LA Fires Hit Hollywood, 150K Evacuated

The inferno sweeping Los Angeles, the entertainment capital of the US, has leapt onto Hollywood Hills endangering fabled landmarks in the area on Thursday. 

Nearly 150,000 people were under evacuation orders on Wednesday night as the fires burnt down 7,000 hectares, killed at least five people and destroyed over 1,000 buildings, including houses of celebrities, places of worship and schools.

Hurricane-force winds on Tuesday sent the fires that started earlier this week on outer fringes of Los Angeles leaping across suburbs and neighbourhoods, finally reaching the Hollywood Hills by the time the winds slowed.

Los Angeles Police Chief Jim McDonnell said, "I've never seen anything like this -- fires driven by the type of winds that we saw, up to 100 miles per hour” (160 kmph). Readmore!

On Wednesday, the winds slowed helping the firefighters and allowing helicopters to douse the fires.

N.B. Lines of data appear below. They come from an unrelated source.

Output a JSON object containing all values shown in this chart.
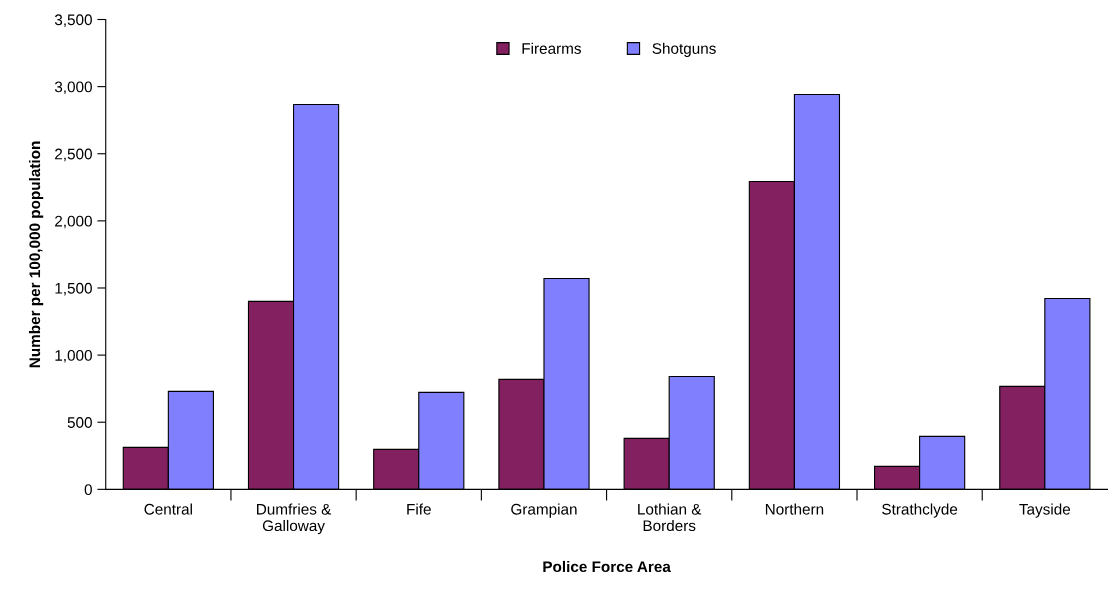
{
  "chart_data": {
    "type": "bar",
    "xlabel": "Police Force Area",
    "ylabel": "Number per 100,000 population",
    "categories": [
      "Central",
      "Dumfries &\nGalloway",
      "Fife",
      "Grampian",
      "Lothian &\nBorders",
      "Northern",
      "Strathclyde",
      "Tayside"
    ],
    "series": [
      {
        "name": "Firearms",
        "color": "#822060",
        "values": [
          313,
          1400,
          298,
          819,
          380,
          2293,
          171,
          767
        ]
      },
      {
        "name": "Shotguns",
        "color": "#8080ff",
        "values": [
          730,
          2867,
          722,
          1571,
          841,
          2941,
          395,
          1422
        ]
      }
    ],
    "ylim": [
      0,
      3500
    ],
    "yticks": [
      0,
      {
        "value": 500,
        "label": "500"
      },
      {
        "value": 1000,
        "label": "1,000"
      },
      {
        "value": 1500,
        "label": "1,500"
      },
      {
        "value": 2000,
        "label": "2,000"
      },
      {
        "value": 2500,
        "label": "2,500"
      },
      {
        "value": 3000,
        "label": "3,000"
      },
      {
        "value": 3500,
        "label": "3,500"
      }
    ],
    "grid": false,
    "legend": "top"
  }
}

The area where Vice President Kamala Harris has her personal house was put under evacuation orders on Tuesday night because of impending danger, but no one was there, her spokesperson said.

Los Angeles is the hometown to US Ambassador to India, Eric Garcetti, who was its mayor.

The concentration of entertainment royalty multiplied several times the impact of the fires. Singer Mandy Moore and celebrity socialite Paris Hilton lost their homes.

Director Steven Spielberg and actors Tom Hanks and Ben Affleck were among those with houses in the evacuation zones.

The studios were not directly damaged by the fires, but production came to a standstill.

A two-day extension was given for Oscar nominations because of the fire.

Southern California has had virtually no rain since May drying out the shrubbery turning them into tinder for the fires.

In scenes that could have come out of a Hollywood apocalyptic film, against a backdrop of orange fires lighting up hillsides, an exodus of people fleeing their homes by vehicles and even by foot clogged the streets, while helicopters flew overhead dropping water on the flames and firefighters and emergency workers raced, but sometimes barely managed to crawl through the chaotic traffic and the damaged roads.

Firefighters and National Guard across the region converged to join the fight.

After the fires had been doused in some neighbourhoods, people came back to the charred skeletons of homes.

Meanwhile, in a common feature of US tragedies, looters moved to the evacuated zones and police battled them.

The fire on the Hollywood Hill was a kilometre away Wednesday night from the Hollywood Hall of Fame and the Hollywood Bowl amphitheatre.

On Wednesday, President Joe Biden visited the area, stopping at a fire station in Santa Monica.

He said of the recovery, "It's going to be a hell of a long way, it's going to take time, but the federal government is here to stay as long as you need it and everything you need".

The fires were personal for him: He said that his son who moved to the region was ordered to evacuate, but his granddaughter gave birth to a son on Wednesday.

Biden cancelled a trip to Italy because of the fires.

At some places, fire hydrants ran dry, which local officials said was because of the unprecedented demand.

President-elect Donald Trump, though, blamed California's Democratic Governor Gavin Newsom for the water shortage.

In a Truth Social post he said that Newsom had refused to approve a "water restoration declaration" because he wanted to protect an endangered species of fish called smelt, rather than people, preventing South California getting enough water.

While not denying that the water projects had been stopped, Newsom's spokesperson said that such a declaration did not exist.

In a vivid illustration of how the fires with massive evacuation orders affect people, CBS TV reporters covering the fire rushed to evacuate their families or check in on them between their on-air reports, while the weather reporter brought her family to the studio after they had been ordered to evacuate their homes.

The people ordered to evacuate were sheltering in public buildings away from the fire zones.